Know How to Potty Training a Puppy

Potty Training: When establishing boundaries and Potty Train Your Dog, the use of training tools will assist in making the process simpler and more manageable for both you and the dog. Crates, leashes, treat, clicker and toys will aid in the celebrity dog training process. An odor neutralizer is another important product to have on hand during potty training. Use it to take out the smell when there has been an accident, otherwise, your puppy will continue to use that same spot.

The crate can be used in two ways:

1. Utilize a crate to replicate the “den” environment that dogs need and feel secure in. If the puppy is given the opportunity to get out of the crate when it needs to go, it’s natural to desire to be clean and not soil the area it sleeps and spends the time it will keep it from relieving in the crate. The crate should only be large enough for the dog to stand up and turn around in.

2. The crate can also be used as a safe haven for the puppy when it cannot be supervised. This will keep the puppy out of harm’s way while you are too busy to look after the dog. It is crucial that the puppy is not successful in breaking the rules i.e. chewing, digging, or doing its business in an undesirable area. Start housebreaking your puppy with a simple feeding schedule. It should be fed twice daily. Free feeding is never recommended. If the dog will not eat right away, leave the food for 20 minutes, then pick up whatever food is left over. The puppy will have another opportunity to eat during its evening feeding. It may take a few days for the puppy to learn that it must eat when fed.

There are two reasons for the scheduled feeding. The first is that you will know when to give the dog a potty break (usually 15-60 minutes after eating.) The second reason is that food is not readily available in nature and it is important to mock that environment frequently. Everyone has a question regarding How To Train My Puppy, so have a look at my Dog Training Ecourse to know better. Despite the old rules of training a puppy, you should never hit or rub his nose in his messes, or yell at your puppy. In addition, most dogs respond negatively to aggressive and mean behavior and it has the opposite effect—they regress in their training rather than advance. Instead, while housebreaking the dog, take it straight outside when it has an accident. Be sure to praise good behavior! A new behavior that is being taught should include many high-value rewards. For my dog, it’s food because he desires food over a toy or praise. You don’t want to always reward good behavior, but have it become normal behavior. However, when teaching a new behavior, you want to reward frequently.

It may not be feasible to always have food or your pet’s favorite toy around, so when impressed, give verbal and physical praise. Please keep in mind, if you are training in an environment that may be stressful to your dog, avoid hovering over your dog’s head and body; that may stress them out even more. But, if you have a confident, happy-go-lucky dog, then there’s no need to worry about agitating it.

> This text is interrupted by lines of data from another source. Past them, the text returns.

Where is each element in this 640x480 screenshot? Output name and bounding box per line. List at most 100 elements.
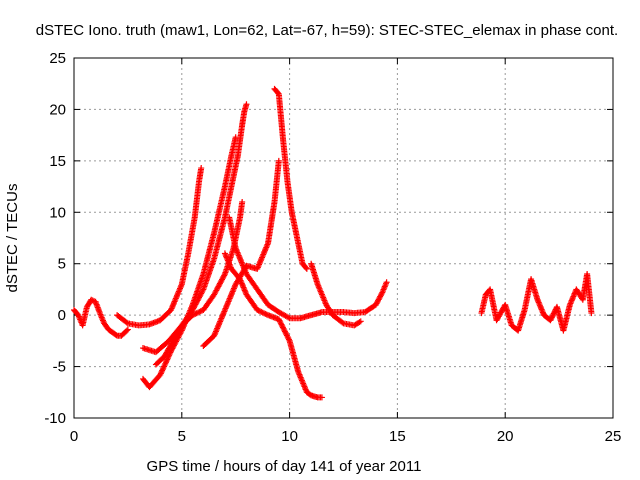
data-point <box>275 316 282 323</box>
data-point <box>196 308 203 315</box>
data-point <box>277 320 284 327</box>
data-point <box>243 101 250 108</box>
data-point <box>262 310 269 317</box>
series-5 <box>152 199 246 368</box>
data-point <box>260 310 267 317</box>
data-point <box>263 311 270 318</box>
data-point <box>356 319 363 326</box>
data-point <box>197 308 204 315</box>
data-point <box>159 367 166 374</box>
data-point <box>157 370 164 377</box>
data-point <box>161 362 168 369</box>
series-11 <box>478 271 595 334</box>
data-point <box>193 310 200 317</box>
data-point <box>284 333 291 340</box>
data-point <box>588 310 595 317</box>
data-point <box>255 307 262 314</box>
y-tick-label: 10 <box>49 204 66 221</box>
data-marks <box>71 85 595 401</box>
data-point <box>276 317 283 324</box>
x-tick-label: 25 <box>605 428 622 445</box>
data-point <box>550 311 557 318</box>
data-point <box>383 279 390 286</box>
data-point <box>285 336 292 343</box>
data-point <box>548 315 555 322</box>
y-tick-label: -10 <box>44 410 66 427</box>
data-point <box>275 157 282 164</box>
x-tick-label: 10 <box>281 428 298 445</box>
data-point <box>162 359 169 366</box>
series-8 <box>200 157 282 349</box>
plot-frame <box>73 57 614 419</box>
y-tick-label: 15 <box>49 153 66 170</box>
data-point <box>339 319 346 326</box>
data-point <box>283 332 290 339</box>
data-point <box>278 321 285 328</box>
chart-title: dSTEC Iono. truth (maw1, Lon=62, Lat=-67… <box>36 22 618 39</box>
series-7 <box>221 250 325 401</box>
series-10 <box>308 260 364 329</box>
series-9 <box>271 85 310 272</box>
y-tick-label: 5 <box>58 256 66 273</box>
data-point <box>280 325 287 332</box>
data-point <box>232 134 239 141</box>
data-point <box>548 314 555 321</box>
data-point <box>378 290 385 297</box>
data-point <box>190 311 197 318</box>
data-point <box>163 357 170 364</box>
data-point <box>279 323 286 330</box>
x-tick-label: 0 <box>70 428 78 445</box>
data-point <box>318 394 325 401</box>
y-tick-label: -5 <box>53 359 66 376</box>
axis-ticks: 0 5 10 15 20 25 -10 -5 0 5 10 15 20 25 <box>44 50 621 445</box>
series-6 <box>226 214 390 322</box>
data-point <box>357 318 364 325</box>
data-point <box>162 360 169 367</box>
data-point <box>256 308 263 315</box>
series-1 <box>71 296 131 339</box>
data-point <box>124 326 131 333</box>
data-point <box>303 265 310 272</box>
data-point <box>161 363 168 370</box>
data-point <box>221 272 228 279</box>
data-point <box>158 369 165 376</box>
y-axis-title: dSTEC / TECUs <box>4 184 21 293</box>
data-point <box>277 318 284 325</box>
data-point <box>254 307 261 313</box>
data-point <box>164 356 171 363</box>
data-point <box>157 371 164 378</box>
data-point <box>259 309 266 316</box>
data-point <box>258 308 265 315</box>
data-point <box>160 364 167 371</box>
data-point <box>547 317 554 324</box>
data-point <box>189 312 196 319</box>
data-point <box>194 309 201 316</box>
data-point <box>279 324 286 331</box>
data-point <box>550 310 557 317</box>
data-point <box>282 329 289 336</box>
data-point <box>302 264 309 271</box>
data-point <box>549 313 556 320</box>
series-2 <box>114 165 205 329</box>
data-point <box>123 319 130 326</box>
y-tick-label: 25 <box>49 50 66 67</box>
data-point <box>285 314 292 321</box>
x-tick-label: 15 <box>389 428 406 445</box>
data-point <box>285 335 292 342</box>
y-tick-label: 0 <box>58 307 66 324</box>
data-point <box>199 287 206 294</box>
data-point <box>283 331 290 338</box>
x-tick-label: 20 <box>497 428 514 445</box>
x-axis-title: GPS time / hours of day 141 of year 2011 <box>147 458 422 475</box>
data-point <box>198 165 205 172</box>
data-point <box>281 328 288 335</box>
x-tick-label: 5 <box>178 428 186 445</box>
y-tick-label: 20 <box>49 101 66 118</box>
data-point <box>164 355 171 362</box>
data-point <box>159 366 166 373</box>
data-point <box>192 310 199 317</box>
data-point <box>281 327 288 334</box>
data-point <box>123 327 130 334</box>
grid-lines <box>74 58 613 418</box>
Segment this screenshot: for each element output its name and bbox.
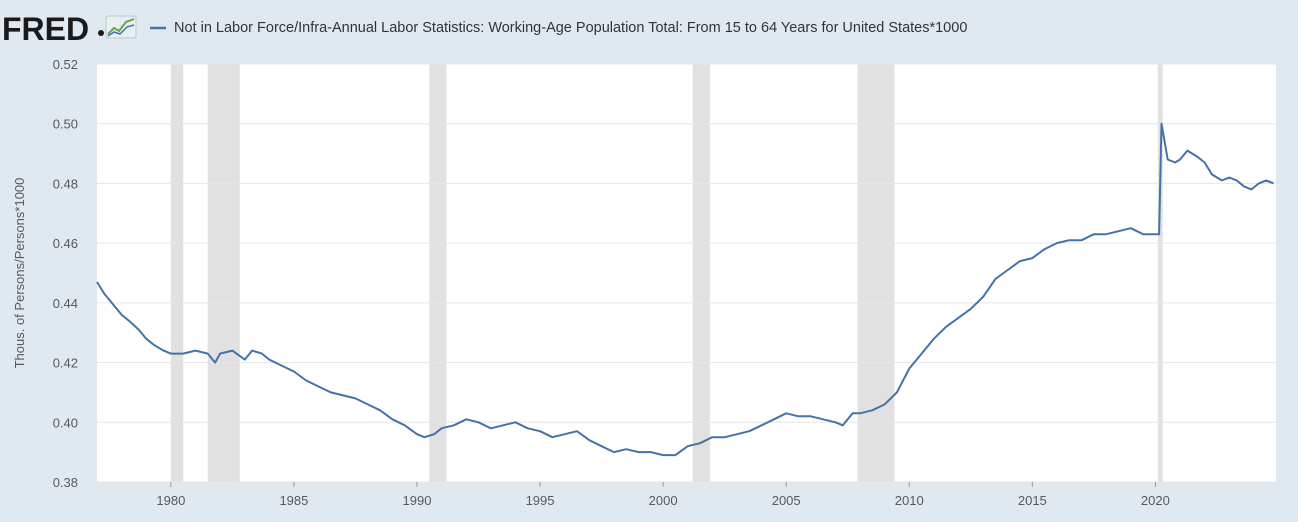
x-tick-label: 1980	[156, 493, 185, 508]
recession-band	[692, 64, 710, 482]
x-axis-ticks: 1980 1985 1990 1995 2000 2005 2010 2015 2020	[156, 482, 1170, 508]
recession-band	[857, 64, 895, 482]
x-tick-label: 2010	[895, 493, 924, 508]
y-tick-label: 0.50	[53, 117, 78, 132]
x-tick-label: 1990	[403, 493, 432, 508]
y-tick-label: 0.52	[53, 57, 78, 72]
x-tick-label: 1985	[279, 493, 308, 508]
y-tick-label: 0.40	[53, 415, 78, 430]
recession-band	[1157, 64, 1163, 482]
y-tick-label: 0.38	[53, 475, 78, 490]
gridlines	[97, 63, 1276, 483]
y-axis-ticks: 0.38 0.40 0.42 0.44 0.46 0.48 0.50 0.52	[53, 57, 78, 490]
series-line	[96, 122, 1274, 457]
logo-graph-icon	[105, 15, 137, 39]
recession-band	[207, 64, 240, 482]
legend-label: Not in Labor Force/Infra-Annual Labor St…	[174, 20, 967, 36]
fred-logo[interactable]: FRED	[2, 11, 89, 47]
y-tick-label: 0.42	[53, 356, 78, 371]
plot-area	[97, 64, 1276, 482]
recession-bands	[170, 64, 1163, 482]
x-tick-label: 1995	[526, 493, 555, 508]
y-tick-label: 0.46	[53, 236, 78, 251]
y-axis-label: Thous. of Persons/Persons*1000	[12, 178, 27, 369]
recession-band	[429, 64, 447, 482]
y-tick-label: 0.44	[53, 296, 78, 311]
recession-band	[170, 64, 184, 482]
x-tick-label: 2015	[1018, 493, 1047, 508]
x-tick-label: 2020	[1141, 493, 1170, 508]
x-tick-label: 2005	[772, 493, 801, 508]
y-tick-label: 0.48	[53, 176, 78, 191]
logo-registered-dot	[98, 30, 104, 36]
x-tick-label: 2000	[649, 493, 678, 508]
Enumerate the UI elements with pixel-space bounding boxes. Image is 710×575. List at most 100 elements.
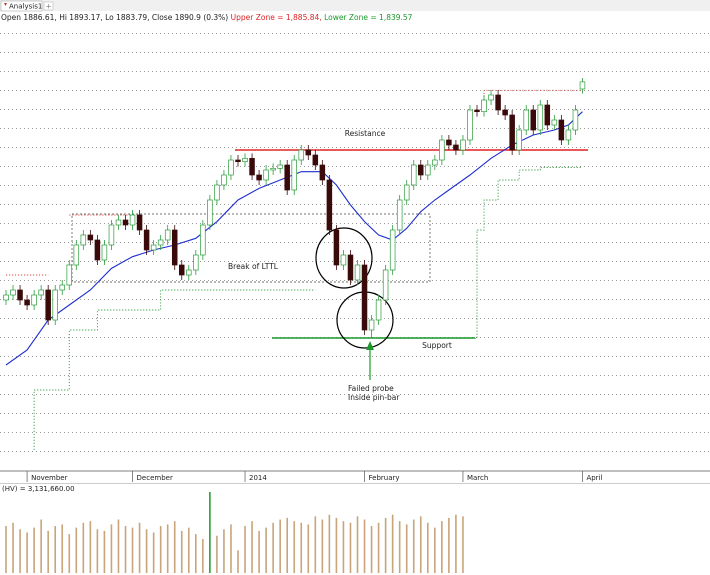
- volume-bar: [209, 492, 211, 573]
- candle-body: [186, 269, 192, 276]
- candle-body: [94, 239, 101, 261]
- candle-body: [396, 199, 403, 231]
- candle-body: [340, 254, 347, 266]
- candle-body: [284, 164, 290, 191]
- annotation: Break of LTTL: [228, 262, 279, 271]
- candle-body: [488, 94, 494, 101]
- candle-body: [432, 159, 438, 166]
- volume-bar: [448, 517, 450, 573]
- candle-body: [164, 229, 171, 241]
- candle-body: [24, 299, 30, 306]
- volume-bar: [342, 521, 345, 573]
- candle-body: [66, 264, 73, 286]
- candle-body: [474, 109, 480, 113]
- volume-bar: [230, 524, 232, 573]
- volume-bar: [5, 526, 7, 573]
- candle-body: [368, 319, 375, 331]
- volume-bar: [180, 530, 183, 573]
- volume-bar: [349, 522, 352, 573]
- candle-body: [446, 139, 452, 146]
- candle-body: [502, 109, 508, 116]
- volume-bar: [96, 529, 99, 573]
- candle-body: [453, 144, 459, 151]
- volume-bar: [223, 529, 225, 573]
- volume-bar: [314, 516, 317, 573]
- volume-bar: [195, 534, 197, 573]
- candle-body: [439, 139, 445, 161]
- volume-bar: [363, 519, 366, 573]
- tab-label[interactable]: Analysis1: [9, 3, 42, 11]
- candle-body: [10, 289, 16, 296]
- volume-bar: [356, 516, 359, 573]
- lower-zone: Lower Zone = 1,839.57: [324, 13, 413, 22]
- candle-body: [179, 264, 185, 276]
- volume-bar: [61, 524, 64, 573]
- volume-bar: [202, 538, 204, 573]
- volume-bar: [26, 532, 28, 573]
- volume-bar: [166, 524, 169, 573]
- x-tick-label: December: [137, 474, 173, 482]
- candle-body: [200, 224, 206, 256]
- candle-body: [572, 109, 579, 131]
- candle-body: [495, 94, 501, 111]
- candle-body: [333, 229, 340, 266]
- volume-bar: [427, 522, 429, 573]
- volume-bar: [441, 521, 443, 573]
- candle-body: [45, 289, 51, 321]
- candle-body: [171, 229, 178, 266]
- volume-title: (HV) = 3,131,660.00: [2, 485, 75, 493]
- volume-bar: [89, 521, 92, 573]
- volume-bar: [300, 522, 303, 573]
- volume-bar: [251, 521, 253, 573]
- x-tick-label: April: [586, 474, 602, 482]
- candle-body: [136, 214, 143, 231]
- candle-body: [509, 114, 515, 151]
- candle-body: [235, 159, 241, 163]
- volume-bar: [462, 516, 464, 573]
- candle-body: [249, 157, 255, 176]
- candle-body: [256, 174, 262, 181]
- volume-bar: [75, 527, 78, 573]
- circle: [315, 227, 373, 289]
- volume-bar: [412, 519, 415, 573]
- tab-bar: [0, 0, 710, 11]
- volume-bar: [307, 524, 310, 573]
- volume-bar: [82, 522, 85, 573]
- candle-body: [221, 174, 227, 186]
- volume-bar: [173, 521, 176, 573]
- tab[interactable]: [0, 0, 43, 12]
- volume-bar: [321, 519, 324, 573]
- candle-body: [579, 81, 586, 90]
- candle-body: [551, 119, 558, 126]
- candle-body: [347, 254, 354, 281]
- arrow-head: [366, 341, 374, 350]
- volume-bar: [131, 527, 134, 573]
- candle-body: [73, 244, 80, 266]
- candle-body: [312, 154, 319, 166]
- new-tab-icon[interactable]: +: [46, 3, 52, 11]
- volume-bar: [19, 529, 21, 573]
- candle-body: [305, 149, 312, 156]
- candle-body: [418, 164, 424, 176]
- annotation: Inside pin-bar: [348, 393, 400, 402]
- new-tab[interactable]: [43, 1, 54, 11]
- volume-bar: [335, 517, 338, 573]
- header: Open 1886.61, Hi 1893.17, Lo 1883.79, Cl…: [1, 13, 413, 22]
- candle-body: [389, 229, 396, 271]
- candle-body: [193, 254, 199, 271]
- volume-bar: [455, 514, 457, 573]
- candle-body: [263, 169, 269, 181]
- volume-bar: [12, 522, 14, 573]
- candle-body: [460, 139, 466, 151]
- candle-body: [354, 264, 361, 281]
- candle-body: [410, 164, 417, 186]
- candle-body: [467, 109, 473, 141]
- candle-body: [298, 149, 305, 161]
- volume-bar: [405, 524, 408, 573]
- volume-bar: [33, 527, 35, 573]
- candle-body: [214, 184, 220, 201]
- candle-body: [425, 164, 431, 176]
- x-tick-label: February: [369, 474, 400, 482]
- volume-bar: [68, 534, 71, 573]
- volume-bar: [384, 517, 387, 573]
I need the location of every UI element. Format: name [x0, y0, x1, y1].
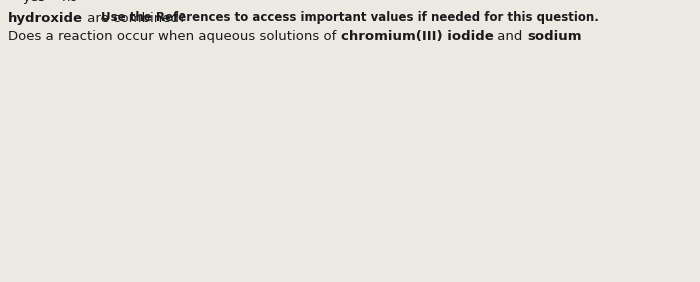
- Text: hydroxide: hydroxide: [8, 12, 83, 25]
- Text: sodium: sodium: [527, 30, 582, 43]
- Text: Use the References to access important values if needed for this question.: Use the References to access important v…: [101, 11, 599, 24]
- Text: Does a reaction occur when aqueous solutions of: Does a reaction occur when aqueous solut…: [8, 30, 341, 43]
- Text: no: no: [62, 0, 78, 4]
- Text: yes: yes: [23, 0, 46, 4]
- Text: are combined?: are combined?: [83, 12, 186, 25]
- Text: chromium(III) iodide: chromium(III) iodide: [341, 30, 493, 43]
- Text: and: and: [494, 30, 527, 43]
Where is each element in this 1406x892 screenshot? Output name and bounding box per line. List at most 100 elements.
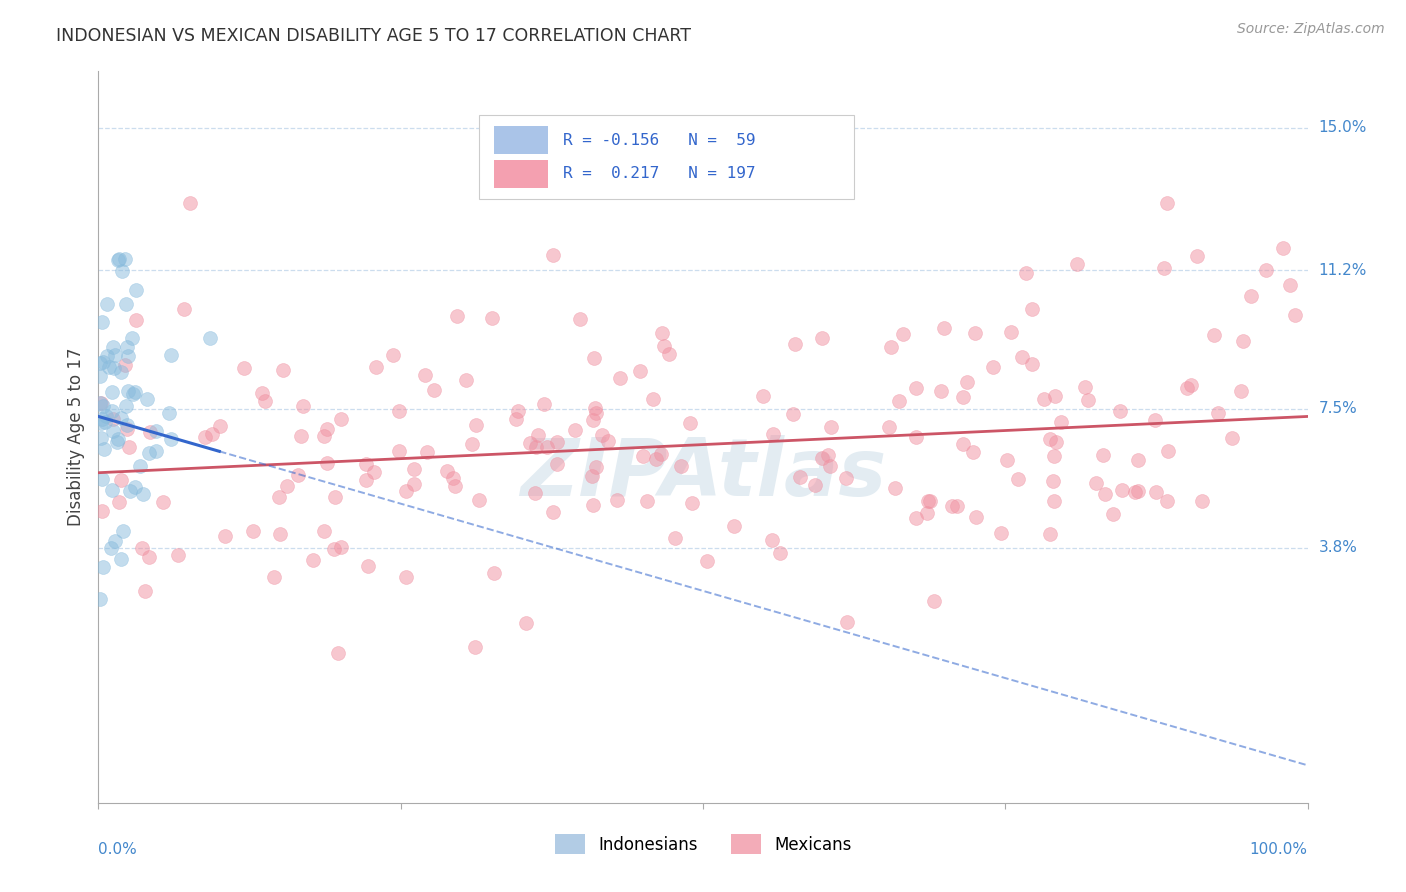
Point: [1153, 260, 1175, 275]
Point: [1073, 380, 1095, 394]
Point: [104, 349, 127, 363]
Point: [803, 478, 825, 492]
Point: [115, 297, 138, 311]
Point: [631, 449, 654, 463]
Point: [585, 459, 607, 474]
Point: [89, 396, 111, 410]
Point: [536, 440, 558, 454]
Point: [1156, 195, 1178, 210]
Point: [454, 373, 477, 387]
Point: [94, 415, 117, 429]
Point: [125, 313, 148, 327]
Point: [1042, 449, 1064, 463]
Point: [89, 591, 111, 606]
Point: [198, 331, 221, 345]
Point: [115, 421, 138, 435]
Point: [654, 339, 676, 353]
Point: [201, 426, 224, 441]
Point: [1278, 278, 1301, 293]
Point: [591, 427, 613, 442]
Point: [1043, 494, 1066, 508]
Point: [533, 397, 555, 411]
Point: [110, 473, 132, 487]
Point: [269, 527, 291, 541]
Point: [291, 399, 314, 413]
Point: [1254, 263, 1277, 277]
Point: [96, 296, 118, 310]
Point: [138, 445, 160, 459]
Point: [301, 553, 323, 567]
Point: [761, 533, 783, 547]
Point: [115, 399, 138, 413]
Point: [583, 401, 606, 416]
Point: [965, 510, 987, 524]
Point: [354, 458, 377, 472]
Point: [523, 486, 546, 500]
Point: [628, 364, 651, 378]
Point: [696, 554, 718, 568]
Point: [769, 546, 792, 560]
Point: [820, 419, 842, 434]
Point: [568, 312, 591, 326]
Point: [1284, 308, 1306, 322]
Point: [145, 444, 167, 458]
Point: [120, 483, 142, 498]
Point: [271, 362, 294, 376]
Point: [1021, 357, 1043, 371]
Point: [546, 434, 568, 449]
Point: [1015, 266, 1038, 280]
Point: [952, 390, 974, 404]
Point: [1066, 257, 1088, 271]
Point: [1050, 416, 1073, 430]
Point: [904, 511, 927, 525]
Point: [131, 541, 153, 555]
Point: [101, 412, 124, 426]
Point: [316, 456, 339, 470]
Text: Source: ZipAtlas.com: Source: ZipAtlas.com: [1237, 22, 1385, 37]
Point: [91, 399, 114, 413]
Point: [263, 570, 285, 584]
Point: [89, 368, 111, 383]
Point: [357, 558, 380, 573]
Point: [1175, 381, 1198, 395]
Point: [436, 464, 458, 478]
Point: [423, 383, 446, 397]
Point: [1144, 413, 1167, 427]
Point: [1039, 432, 1062, 446]
Point: [91, 472, 114, 486]
Point: [117, 349, 139, 363]
Point: [922, 594, 945, 608]
Point: [121, 331, 143, 345]
Point: [124, 283, 146, 297]
Point: [145, 424, 167, 438]
Point: [917, 507, 939, 521]
Point: [582, 498, 605, 512]
Point: [681, 496, 703, 510]
Point: [1032, 392, 1054, 406]
Point: [214, 528, 236, 542]
Point: [880, 340, 903, 354]
Point: [101, 340, 124, 354]
Text: R =  0.217   N = 197: R = 0.217 N = 197: [562, 166, 755, 181]
Point: [515, 615, 537, 630]
Point: [837, 615, 859, 629]
Point: [1208, 406, 1230, 420]
Point: [90, 432, 112, 446]
Point: [90, 416, 112, 430]
Point: [100, 541, 122, 556]
Point: [581, 469, 603, 483]
Point: [322, 541, 344, 556]
Point: [314, 524, 336, 538]
Text: INDONESIAN VS MEXICAN DISABILITY AGE 5 TO 17 CORRELATION CHART: INDONESIAN VS MEXICAN DISABILITY AGE 5 T…: [56, 27, 692, 45]
Point: [173, 301, 195, 316]
Point: [416, 445, 439, 459]
Point: [395, 483, 418, 498]
Point: [136, 392, 159, 406]
Point: [323, 491, 346, 505]
Point: [1039, 527, 1062, 541]
Point: [1094, 487, 1116, 501]
Point: [290, 429, 312, 443]
Point: [1157, 444, 1180, 458]
Point: [929, 384, 952, 398]
Text: 0.0%: 0.0%: [98, 842, 138, 856]
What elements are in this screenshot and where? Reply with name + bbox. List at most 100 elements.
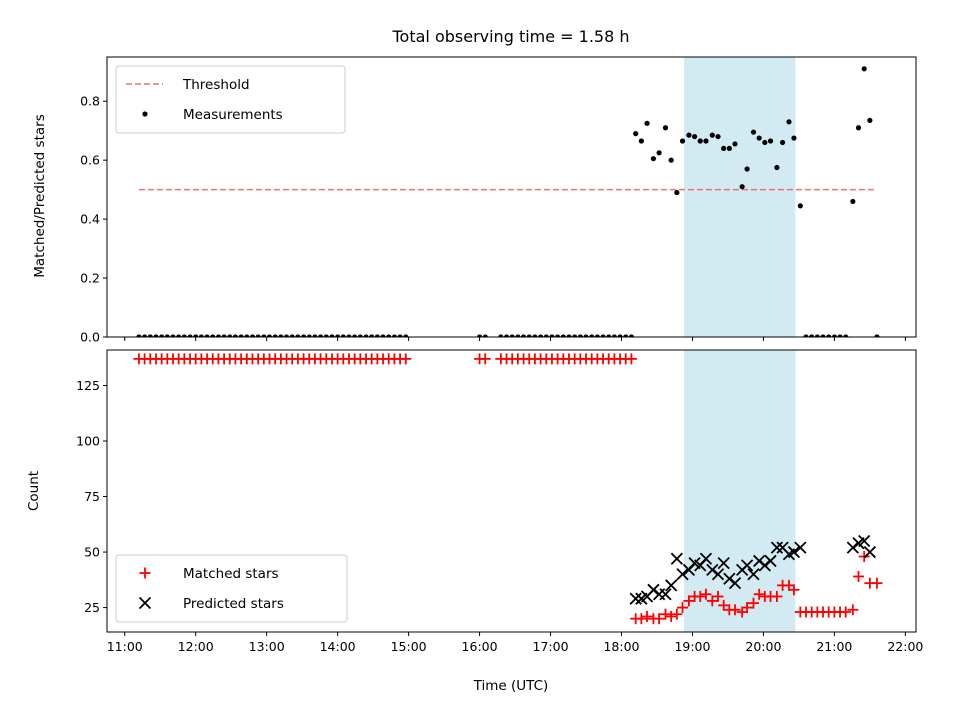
measurement-point bbox=[283, 334, 290, 337]
measurement-point bbox=[266, 334, 273, 337]
measurement-point bbox=[515, 334, 521, 337]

During this process, keep in mind that full control of the bladder and bowels won’t happen until 16 weeks of age, so don’t expect too much from your puppy in the beginning. It is also helpful to buy a stain and odor remover when housebreaking a new puppy. Dogs cannot smell household cleaners and sprays; only those made for animals will work. When an accident happens, clean the mess and spray immediately. This will cover the residual odor and your puppy will not try to mark his territory again. Remember, housebreaking a puppy is a big responsibility that can lead to you and your puppy sharing a special bond.

The use of toys can also be helpful when training puppies because they keep the dog motivated. An easy way to identify what toys are your pet’s favorites is to allow it to sniff two different toys. Then, hold a different toy in each hand, and with your arms extended from one another, watch your dog’s eyes. They will let you know which one it is most interested in. One common mistake pet owners make when trying to engage in play with a toy is throwing the toy too far. Keep it simple to complex, meaning the distance should only be a six-foot toss. Throw the toy and see how engaged the dog is. If it isn’t too interested, try making the toy come alive. For example, if you have a stuffed squirrel toy, wiggle it as if it’s a real squirrel. This brings out the animal’s instinctive prey drive, wanting to chase something, and it is an opportunity to have fun and bond.

Once you have had the chance to assess which toy makes your canine the most excited, use that one as a training reward. I find that putting the toy under my armpit is an easy place for quick retrieval when rewarding. It is never a good idea to put the toy behind your back. The issue I have with keeping food, toys or objects hidden (behind your back) is that it isn’t good for the trust of your dog and it sends a message that they are running the show and you are intimidated. I have seen this time and time again. It’s usually due to the handler feeling uncomfortable with the task they are attempting to accomplish.